Der Infekt ist nicht bakteriell, insofern war das vom Arzt verschriebene Antibiotikum völlig sinnfrei. Die Trainingspause im Februar und März habe ich eingelegt, da ich einen grippalen Infekt hatte. Sagte zumindest die Ärztin, aber auch das wohl eher geraten als diagnostiziert.

Bei einem Ironman, das habe ich oft genug auf dieser Seite betont, müssen Körper und Geist voll dabei sein. Durch meinen neuen Job habe ich zwar wieder den Spaß an der Arbeit zurück gewonnen, aber den Kopf noch nicht wieder frei für einen Ironman.

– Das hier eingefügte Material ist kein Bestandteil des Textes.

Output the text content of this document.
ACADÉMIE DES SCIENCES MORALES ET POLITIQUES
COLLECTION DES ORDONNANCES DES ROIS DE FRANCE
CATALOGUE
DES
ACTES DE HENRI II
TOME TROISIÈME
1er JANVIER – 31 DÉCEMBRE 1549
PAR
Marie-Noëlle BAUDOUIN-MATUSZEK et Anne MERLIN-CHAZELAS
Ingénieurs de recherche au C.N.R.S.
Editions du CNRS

Die Schlussfolgerung ist einfach: Ich werde in Roth nicht starten und auch die sonstigen Wettkämpfe absagen.

Eine Entscheidung getroffen mit schwerem Herzen, zumal ich auf Fuerteventura noch ein ganz klein wenig Hoffnung hatte, gegen besseres Wissen, es vielleicht doch noch irgendwie hinzubekommen.

Doch die Vernunft hat gesiegt. Man geht eben nicht halbherzig in einen Ironman, sei es als Profi oder Hobbysportler.

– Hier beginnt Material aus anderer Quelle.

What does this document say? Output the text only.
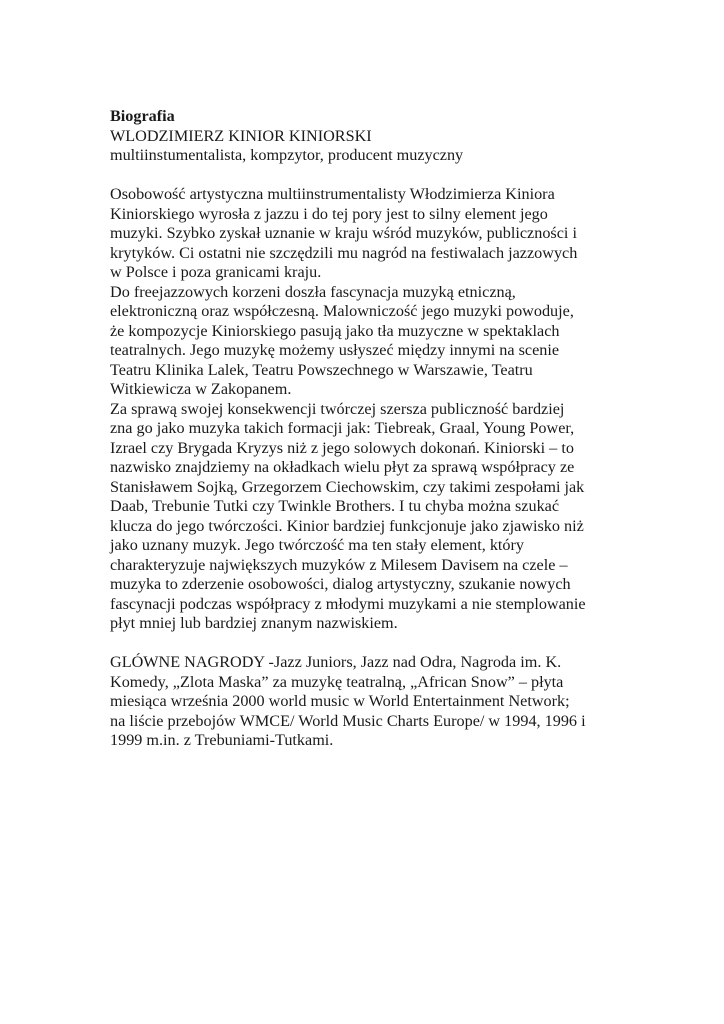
Biografia
WLODZIMIERZ KINIOR KINIORSKI
multiinstumentalista, kompzytor, producent muzyczny
Osobowość artystyczna multiinstrumentalisty Włodzimierza Kiniora
Kiniorskiego wyrosła z jazzu i do tej pory jest to silny element jego
muzyki. Szybko zyskał uznanie w kraju wśród muzyków, publiczności i
krytyków. Ci ostatni nie szczędzili mu nagród na festiwalach jazzowych
w Polsce i poza granicami kraju.
Do freejazzowych korzeni doszła fascynacja muzyką etniczną,
elektroniczną oraz współczesną. Malowniczość jego muzyki powoduje,
że kompozycje Kiniorskiego pasują jako tła muzyczne w spektaklach
teatralnych. Jego muzykę możemy usłyszeć między innymi na scenie
Teatru Klinika Lalek, Teatru Powszechnego w Warszawie, Teatru
Witkiewicza w Zakopanem.
Za sprawą swojej konsekwencji twórczej szersza publiczność bardziej
zna go jako muzyka takich formacji jak: Tiebreak, Graal, Young Power,
Izrael czy Brygada Kryzys niż z jego solowych dokonań. Kiniorski – to
nazwisko znajdziemy na okładkach wielu płyt za sprawą współpracy ze
Stanisławem Sojką, Grzegorzem Ciechowskim, czy takimi zespołami jak
Daab, Trebunie Tutki czy Twinkle Brothers. I tu chyba można szukać
klucza do jego twórczości. Kinior bardziej funkcjonuje jako zjawisko niż
jako uznany muzyk. Jego twórczość ma ten stały element, który
charakteryzuje największych muzyków z Milesem Davisem na czele –
muzyka to zderzenie osobowości, dialog artystyczny, szukanie nowych
fascynacji podczas współpracy z młodymi muzykami a nie stemplowanie
płyt mniej lub bardziej znanym nazwiskiem.
GLÓWNE NAGRODY -Jazz Juniors, Jazz nad Odra, Nagroda im. K.
Komedy, „Zlota Maska” za muzykę teatralną, „African Snow” – płyta
miesiąca września 2000 world music w World Entertainment Network;
na liście przebojów WMCE/ World Music Charts Europe/ w 1994, 1996 i
1999 m.in. z Trebuniami-Tutkami.
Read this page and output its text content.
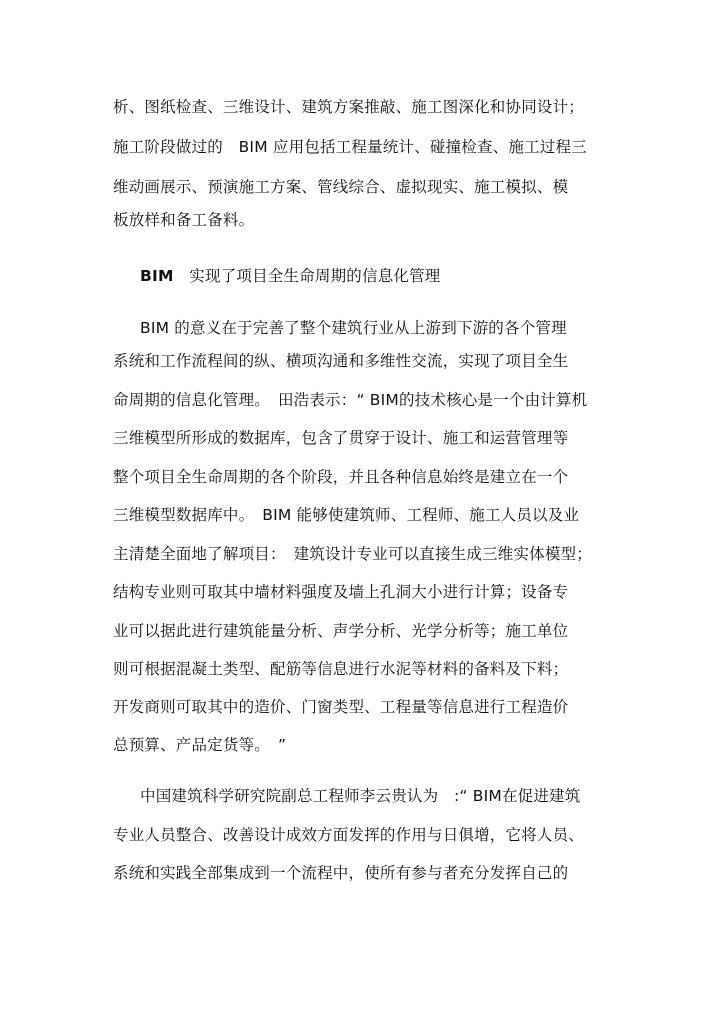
析、图纸检查、三维设计、建筑方案推敲、施工图深化和协同设计；
施工阶段做过的　BIM 应用包括工程量统计、碰撞检查、施工过程三
维动画展示、预演施工方案、管线综合、虚拟现实、施工模拟、模
板放样和备工备料。
BIM　实现了项目全生命周期的信息化管理
BIM 的意义在于完善了整个建筑行业从上游到下游的各个管理
系统和工作流程间的纵、横项沟通和多维性交流，实现了项目全生
命周期的信息化管理。　田浩表示：“ BIM的技术核心是一个由计算机
三维模型所形成的数据库，包含了贯穿于设计、施工和运营管理等
整个项目全生命周期的各个阶段，并且各种信息始终是建立在一个
三维模型数据库中。　BIM 能够使建筑师、工程师、施工人员以及业
主清楚全面地了解项目：　建筑设计专业可以直接生成三维实体模型；
结构专业则可取其中墙材料强度及墙上孔洞大小进行计算；设备专
业可以据此进行建筑能量分析、声学分析、光学分析等；施工单位
则可根据混凝土类型、配筋等信息进行水泥等材料的备料及下料；
开发商则可取其中的造价、门窗类型、工程量等信息进行工程造价
总预算、产品定货等。　”
中国建筑科学研究院副总工程师李云贵认为　:“ BIM在促进建筑
专业人员整合、改善设计成效方面发挥的作用与日俱增，它将人员、
系统和实践全部集成到一个流程中，使所有参与者充分发挥自己的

Das diese Entscheidung richtig war, hat auch der heutige Besuch beim Arzt bestätigt. Die Kiefernhöhle ist komplett dicht und das ganze muss operativ behandelt werden. Saison 2018 ade.

Zurück nach Roth. Ich drücke Svon und Avon ganz fest die Daumen. Als zweifacher Ironman-Finisher und Nicht-Starter nehme ich mir jetzt mal das Recht raus, Richtung Avon und Svon eine Empfehlung abzugeben. Avon, vom Gewicht her sehr gut unterwegs, sollte auf jeden Fall noch zwei Radeinheiten über 200 Kilometer einplanen. Diese Erfahrung ist notwendig, um in Roth nicht auf dem Rad zu leiden.

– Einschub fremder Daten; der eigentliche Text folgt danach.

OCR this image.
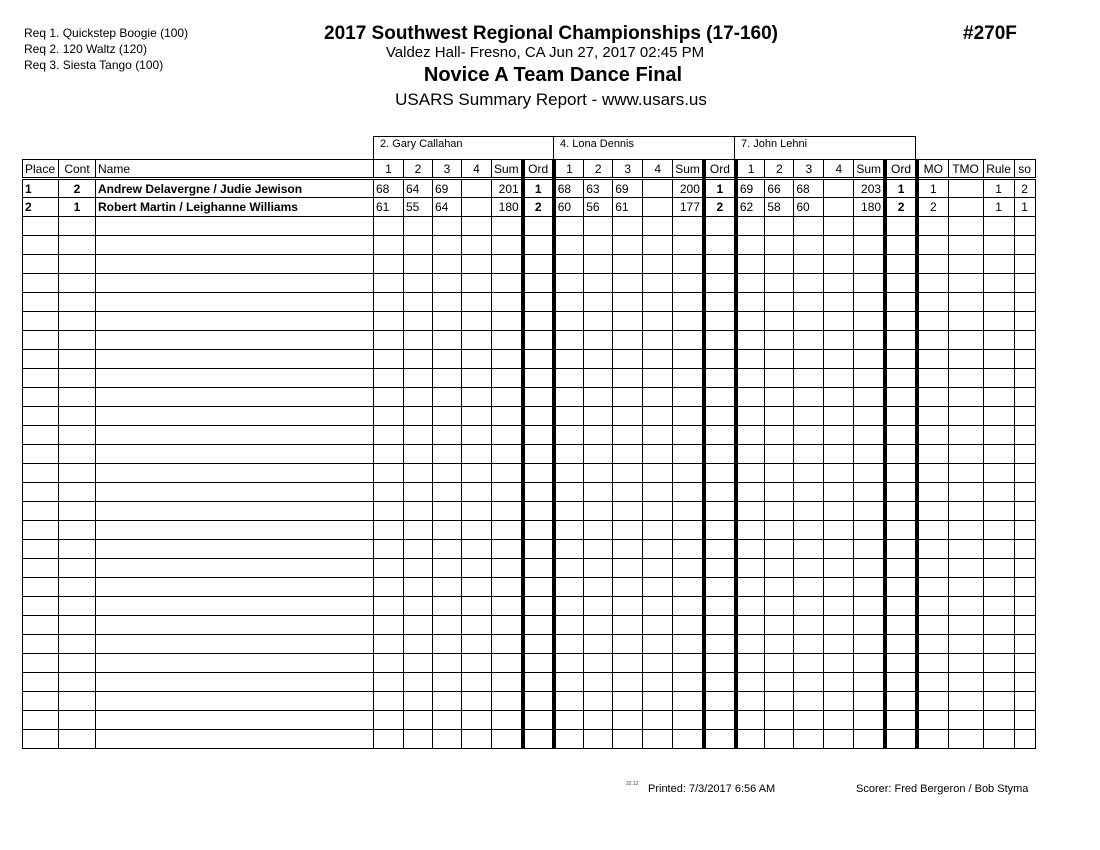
Req 1. Quickstep Boogie (100)
Req 2. 120 Waltz (120)
Req 3. Siesta Tango (100)
2017 Southwest Regional Championships (17-160)
Valdez Hall- Fresno, CA Jun 27, 2017 02:45 PM
Novice A Team Dance Final
USARS Summary Report - www.usars.us
#270F
2. Gary Callahan	4. Lona Dennis	7. John Lehni
Place	Cont	Name	1	2	3	4	Sum	Ord	1	2	3	4	Sum	Ord	1	2	3	4	Sum	Ord	MO	TMO	Rule	so
1	2	Andrew Delavergne / Judie Jewison	68	64	69		201	1	68	63	69		200	1	69	66	68		203	1	1		1	2
2	1	Robert Martin / Leighanne Williams	61	55	64		180	2	60	56	61		177	2	62	58	60		180	2	2		1	1

32.12 Printed: 7/3/2017 6:56 AM	Scorer: Fred Bergeron / Bob Styma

Svon, gut unterwegs nach Trainingsplan, muss noch einiges an Gewicht verlieren, da führt kein Weg daran vorbei, um den Körper nicht über seine Grenzen zu belasten.

Für mich ist die Saison 2018 gelaufen. Nun heißt es, sich erstmal richtig auszukurieren und bis dahin Wasser und Laufschuhe zu meiden. Moderates Mountainbiken, um nicht ganz einzurosten, steht auf dem Programm, und dass kann ja in Bayern durchaus Spaß machen.

Und darüber hinaus kann ich mich jetzt ganz entspannt um die Reparatur meiner Garmin Fenix Uhr kümmern und verkrafte die wenigen nicht aufgezeichneten Radkilometer deutlich leichter ?

Bildquelle: (c) dastridream.de

2 Kommentare

  1. Das ist eine sehr gute Entscheidung von Dir. Und ich stehe zu 100% zu deiner Entscheidung. Gesundheit geht vor. Und einen Ironman sollte man nicht unterschätzen.
    Ich bin leider nicht mehr in Plan. Aber 9 Trainingstage kann man vielleicht noch aufholen. Zu Zeit ist es mit dem Abnehmen sehr hart bei mir. Aber ich bin am Ball.
    Ich wünsche dir gute Besserung und eine gute Erholung nach der Operation.

    svon
  2. Sieh zu das es dir bald wieder besser geht und deine Gesundheit auf die Reihe kommt, alles andere ist unwichtig. Ich wünsche dir alles Gute. Ich finde es sehr Schade das wir nicht gemeinsam starten, aber die Gesundheit ist erstrangig!